When Pizzi returns, the bank will sponsor a welcome home celebration and a student/parent lecture by Pizzi on the importance of goals and endurance.
On Jan. 23, 2016, Pizzi will be in Union Glacier, Antarctica, to run the first of seven marathons on consecutive days. After running with spikes on her shoes in zero degree temperatures (that’s if it’s a “nice day” said Pizzi), she’ll be on her way to:
- Punta Arenas, Chile;
- Marrakech, Morocco;
- Dubai, United Arab Emirates; and finally
“The best way to describe it as ‘eat, sleep, run, fly, repeat’,” she said.
You can follow Pizzi’s trek around the world by going to the Belmont Savings Bank web page.
Daughter of Susan and Fred Pizzi (the long-time owner of Lawndale Realty that recently merged with Century 21) heard of the challenge just over a year ago before the inaugural race took place.
“The moment I heard about it, I knew I wanted to do this, I had to do this,” said Pizzi.
The first concern was finding sponsors to foot the $39,000 entry fee that includes all air flights, lodging, supplies and a support staff to help the runners. Her three major sponsors are the Lyon-Waush Auto Group, Dr. Cool and Ultima Replenisher while LuluLemon and Swift Socks are apparel suppliers.
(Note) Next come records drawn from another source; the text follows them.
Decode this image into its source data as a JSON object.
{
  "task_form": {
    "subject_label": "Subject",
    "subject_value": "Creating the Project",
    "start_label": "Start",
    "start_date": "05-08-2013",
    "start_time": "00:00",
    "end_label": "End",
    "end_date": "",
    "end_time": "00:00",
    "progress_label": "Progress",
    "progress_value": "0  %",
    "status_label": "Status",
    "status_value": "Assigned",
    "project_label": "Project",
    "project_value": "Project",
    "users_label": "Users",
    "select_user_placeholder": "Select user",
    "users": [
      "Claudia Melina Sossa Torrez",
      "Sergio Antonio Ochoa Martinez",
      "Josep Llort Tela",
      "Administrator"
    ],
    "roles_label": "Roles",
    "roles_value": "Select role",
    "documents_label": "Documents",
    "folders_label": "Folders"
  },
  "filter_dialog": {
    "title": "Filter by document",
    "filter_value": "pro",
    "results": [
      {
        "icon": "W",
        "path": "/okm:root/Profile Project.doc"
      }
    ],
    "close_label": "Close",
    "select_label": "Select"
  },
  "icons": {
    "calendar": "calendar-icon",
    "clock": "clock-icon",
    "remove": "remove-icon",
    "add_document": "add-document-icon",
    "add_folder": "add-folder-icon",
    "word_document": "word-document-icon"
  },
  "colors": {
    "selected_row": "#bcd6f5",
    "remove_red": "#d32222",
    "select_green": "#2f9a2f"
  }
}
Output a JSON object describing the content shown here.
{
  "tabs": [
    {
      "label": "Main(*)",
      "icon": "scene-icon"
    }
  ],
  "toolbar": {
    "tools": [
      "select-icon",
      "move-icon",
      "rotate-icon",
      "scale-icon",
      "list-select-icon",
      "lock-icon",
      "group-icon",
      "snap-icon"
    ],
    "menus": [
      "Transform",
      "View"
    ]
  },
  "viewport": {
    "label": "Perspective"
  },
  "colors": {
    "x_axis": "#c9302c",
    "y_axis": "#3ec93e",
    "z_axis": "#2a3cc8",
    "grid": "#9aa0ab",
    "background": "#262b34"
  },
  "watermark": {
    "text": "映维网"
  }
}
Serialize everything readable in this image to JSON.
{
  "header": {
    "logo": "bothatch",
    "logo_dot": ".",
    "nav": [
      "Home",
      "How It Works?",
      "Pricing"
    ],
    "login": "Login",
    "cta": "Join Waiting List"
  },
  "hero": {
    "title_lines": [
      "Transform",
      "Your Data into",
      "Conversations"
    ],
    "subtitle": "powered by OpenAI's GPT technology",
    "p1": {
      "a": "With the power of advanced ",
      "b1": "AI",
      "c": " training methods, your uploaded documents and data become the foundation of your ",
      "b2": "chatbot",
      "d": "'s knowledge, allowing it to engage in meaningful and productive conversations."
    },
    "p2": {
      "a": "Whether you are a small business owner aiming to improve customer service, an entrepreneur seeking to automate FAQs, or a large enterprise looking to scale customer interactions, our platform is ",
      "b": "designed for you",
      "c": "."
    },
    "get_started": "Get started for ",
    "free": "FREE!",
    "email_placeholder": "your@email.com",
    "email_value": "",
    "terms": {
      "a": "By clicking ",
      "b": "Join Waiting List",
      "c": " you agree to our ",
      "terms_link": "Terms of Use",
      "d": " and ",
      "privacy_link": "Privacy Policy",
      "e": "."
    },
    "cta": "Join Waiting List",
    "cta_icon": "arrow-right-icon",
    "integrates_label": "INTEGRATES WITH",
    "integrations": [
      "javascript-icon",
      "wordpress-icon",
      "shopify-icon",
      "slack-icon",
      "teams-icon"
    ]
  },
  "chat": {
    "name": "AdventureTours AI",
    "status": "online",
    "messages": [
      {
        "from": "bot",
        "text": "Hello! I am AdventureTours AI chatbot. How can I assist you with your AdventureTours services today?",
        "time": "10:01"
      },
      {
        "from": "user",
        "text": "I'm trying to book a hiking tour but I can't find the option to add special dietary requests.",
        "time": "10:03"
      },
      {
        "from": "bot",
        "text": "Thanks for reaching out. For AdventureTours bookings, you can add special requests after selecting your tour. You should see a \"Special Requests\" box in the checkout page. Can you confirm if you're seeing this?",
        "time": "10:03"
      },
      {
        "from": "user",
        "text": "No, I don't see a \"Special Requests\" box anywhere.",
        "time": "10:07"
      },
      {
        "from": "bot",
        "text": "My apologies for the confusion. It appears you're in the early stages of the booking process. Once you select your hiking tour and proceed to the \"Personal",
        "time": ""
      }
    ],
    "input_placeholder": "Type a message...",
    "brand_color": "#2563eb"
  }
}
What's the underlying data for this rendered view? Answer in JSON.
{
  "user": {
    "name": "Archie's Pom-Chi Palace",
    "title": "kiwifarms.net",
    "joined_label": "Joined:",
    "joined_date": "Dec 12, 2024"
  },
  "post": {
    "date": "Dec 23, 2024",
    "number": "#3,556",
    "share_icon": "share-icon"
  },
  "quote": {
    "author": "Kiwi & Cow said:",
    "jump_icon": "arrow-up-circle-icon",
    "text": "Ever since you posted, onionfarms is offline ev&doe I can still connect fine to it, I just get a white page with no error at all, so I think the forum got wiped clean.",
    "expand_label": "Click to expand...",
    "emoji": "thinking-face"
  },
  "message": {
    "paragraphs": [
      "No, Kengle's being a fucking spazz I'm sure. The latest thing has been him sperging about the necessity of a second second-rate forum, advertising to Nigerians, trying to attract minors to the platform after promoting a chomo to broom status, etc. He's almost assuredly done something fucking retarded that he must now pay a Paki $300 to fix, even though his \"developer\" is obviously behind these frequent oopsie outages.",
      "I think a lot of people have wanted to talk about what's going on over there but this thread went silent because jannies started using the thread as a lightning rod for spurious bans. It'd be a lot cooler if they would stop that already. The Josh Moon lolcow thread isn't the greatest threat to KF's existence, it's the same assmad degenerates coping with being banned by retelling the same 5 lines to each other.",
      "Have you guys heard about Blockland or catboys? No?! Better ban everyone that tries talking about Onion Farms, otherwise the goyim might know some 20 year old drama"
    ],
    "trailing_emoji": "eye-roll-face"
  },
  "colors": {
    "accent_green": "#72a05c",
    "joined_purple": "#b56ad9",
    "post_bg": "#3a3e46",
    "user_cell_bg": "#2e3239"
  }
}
But this is no cake walk even for someone as physically strong as Pizzi. Even the event’s website warned participants of “marathon fatigue, jet lag, and sleep deprivation as the event progress.” In addition, there will be changeable environments from brutally cold in Antarctica to the desert heat of Dubai.
Pizzi has been putting herself through the extended training regiment “because I know I’m going to be running on tired legs and I just have to get used to it.” She is aiming to finish each marathon in approximately 3 hours and 50 minutes.
Pizzi said she’ll have the company of the three women competitors, who all happen to be mothers. The other women have an advantage in the event’s first race as each has participated and two have won marathons held on Antarctica or the North Pole.
The worst part? Being away from her daughter, who she will Skype each day.
So why put yourself through all this?
“I’m doing this to inspire the world that you can do anything that you put your mind to,” she said.